Текст книги "Человек из Назарета"
Автор книги: Энтони Бёрджес
Жанр: Литература 20 века, Классика
Возрастные ограничения: +16
сообщить о неприемлемом содержимом
Текущая страница: 10 (всего у книги 25 страниц)
Книга III
Глава 1
Через десять дней Иисус нашел чистый родник и, припав к нему, увидел в свете солнечных лучей изможденное, осунувшееся лицо, которое принялось, как и он, пить воду, только с другой стороны поверхности.
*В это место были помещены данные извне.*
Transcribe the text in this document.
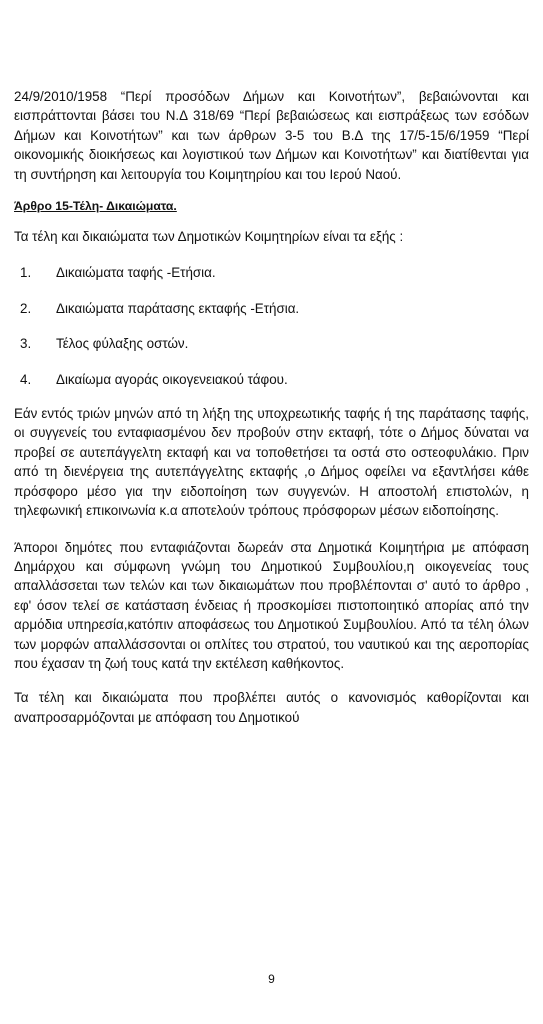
24/9/2010/1958 “Περί προσόδων Δήμων και Κοινοτήτων”, βεβαιώνονται και εισπράττονται βάσει του Ν.Δ 318/69 “Περί βεβαιώσεως και εισπράξεως των εσόδων Δήμων και Κοινοτήτων” και των άρθρων 3-5 του Β.Δ της 17/5-15/6/1959 “Περί οικονομικής διοικήσεως και λογιστικού των Δήμων και Κοινοτήτων” και διατίθενται για τη συντήρηση και λειτουργία του Κοιμητηρίου και του Ιερού Ναού.

Άρθρο 15-Τέλη- Δικαιώματα.

Τα τέλη και δικαιώματα των Δημοτικών Κοιμητηρίων είναι τα εξής :

1.	Δικαιώματα ταφής -Ετήσια.
2.	Δικαιώματα παράτασης εκταφής -Ετήσια.
3.	Τέλος φύλαξης οστών.
4.	Δικαίωμα αγοράς οικογενειακού τάφου.

Εάν εντός τριών μηνών από τη λήξη της υποχρεωτικής ταφής ή της παράτασης ταφής, οι συγγενείς του ενταφιασμένου δεν προβούν στην εκταφή, τότε ο Δήμος δύναται να προβεί σε αυτεπάγγελτη εκταφή και να τοποθετήσει τα οστά στο οστεοφυλάκιο. Πριν από τη διενέργεια της αυτεπάγγελτης εκταφής ,ο Δήμος οφείλει να εξαντλήσει κάθε πρόσφορο μέσο για την ειδοποίηση των συγγενών. Η αποστολή επιστολών, η τηλεφωνική επικοινωνία κ.α αποτελούν τρόπους πρόσφορων μέσων ειδοποίησης.

Άποροι δημότες που ενταφιάζονται δωρεάν στα Δημοτικά Κοιμητήρια με απόφαση Δημάρχου και σύμφωνη γνώμη του Δημοτικού Συμβουλίου,η οικογενείας τους απαλλάσσεται των τελών και των δικαιωμάτων που προβλέπονται σ' αυτό το άρθρο , εφ' όσον τελεί σε κατάσταση ένδειας ή προσκομίσει πιστοποιητικό απορίας από την αρμόδια υπηρεσία,κατόπιν αποφάσεως του Δημοτικού Συμβουλίου. Από τα τέλη όλων των μορφών απαλλάσσονται οι οπλίτες του στρατού, του ναυτικού και της αεροπορίας που έχασαν τη ζωή τους κατά την εκτέλεση καθήκοντος.

Τα τέλη και δικαιώματα που προβλέπει αυτός ο κανονισμός καθορίζονται και αναπροσαρμόζονται με απόφαση του Δημοτικού

9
Иисус улыбнулся, и отражение тоже улыбнулось – грустно и устало.
Формы, лица и голоса, которые являлись ему в беспокойных снах и в дневных видениях, были, как он прекрасно понимал, детищами его собственных фантазий. И только один голос, голос матери, едва не заставил его вернуться в состояние, которое Иоафам назвал бы здравомыслием.
– Я заболела, сын мой, – говорила мать, – и некому присмотреть за мной. Возвращайся, и как можно скорее. Слава Богу, что я могу говорить с тобой на таком расстоянии и ты слышишь меня! Я мучаюсь от боли в правом боку – словно меч пронзил меня. Я едва держусь. О, возвращайся поскорее!
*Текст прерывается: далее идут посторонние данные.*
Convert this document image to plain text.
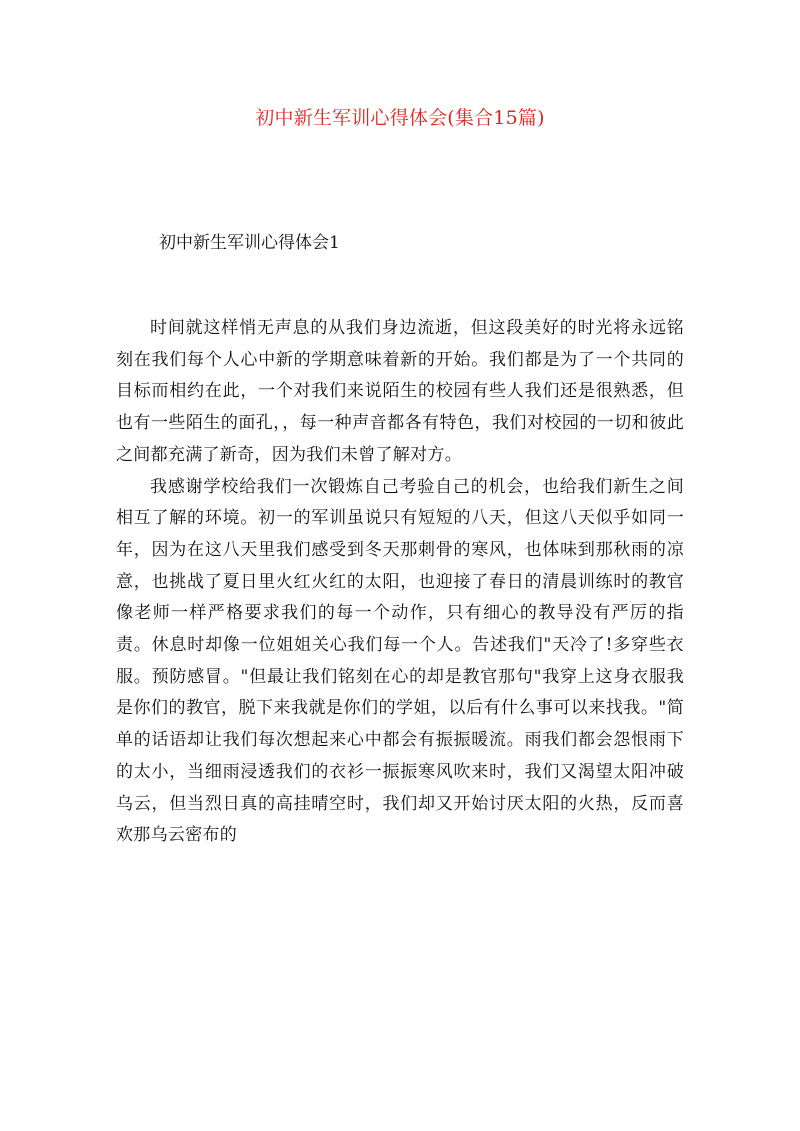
初中新生军训心得体会(集合15篇)
初中新生军训心得体会1

时间就这样悄无声息的从我们身边流逝，但这段美好的时光将永远铭刻在我们每个人心中新的学期意味着新的开始。我们都是为了一个共同的目标而相约在此，一个对我们来说陌生的校园有些人我们还是很熟悉，但也有一些陌生的面孔，，每一种声音都各有特色，我们对校园的一切和彼此之间都充满了新奇，因为我们未曾了解对方。

我感谢学校给我们一次锻炼自己考验自己的机会，也给我们新生之间相互了解的环境。初一的军训虽说只有短短的八天，但这八天似乎如同一年，因为在这八天里我们感受到冬天那刺骨的寒风，也体味到那秋雨的凉意，也挑战了夏日里火红火红的太阳，也迎接了春日的清晨训练时的教官像老师一样严格要求我们的每一个动作，只有细心的教导没有严厉的指责。休息时却像一位姐姐关心我们每一个人。告述我们"天冷了!多穿些衣服。预防感冒。"但最让我们铭刻在心的却是教官那句"我穿上这身衣服我是你们的教官，脱下来我就是你们的学姐，以后有什么事可以来找我。"简单的话语却让我们每次想起来心中都会有振振暖流。雨我们都会怨恨雨下的太小，当细雨浸透我们的衣衫一振振寒风吹来时，我们又渴望太阳冲破乌云，但当烈日真的高挂晴空时，我们却又开始讨厌太阳的火热，反而喜欢那乌云密布的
Стоял ясный день, и голос, как понял Иисус, исходил не из его собственной головы, а откуда-то со стороны – от скопления разбитых камней, перемешанных с выбеленными солнцем костями мертвых птиц.
– Нет, мама, я не могу. Ты же знаешь…
– Меч пронзил мое сердце, сынок. Пророчество, слышанное мною в Вифлееме, сбывается. Возвращайся к своей маме. Я поправлюсь, и мы вновь счастливо заживем вместе.
– Ты считаешь, что я должен забыть о своем призвании и жить так, как живет большинство людей?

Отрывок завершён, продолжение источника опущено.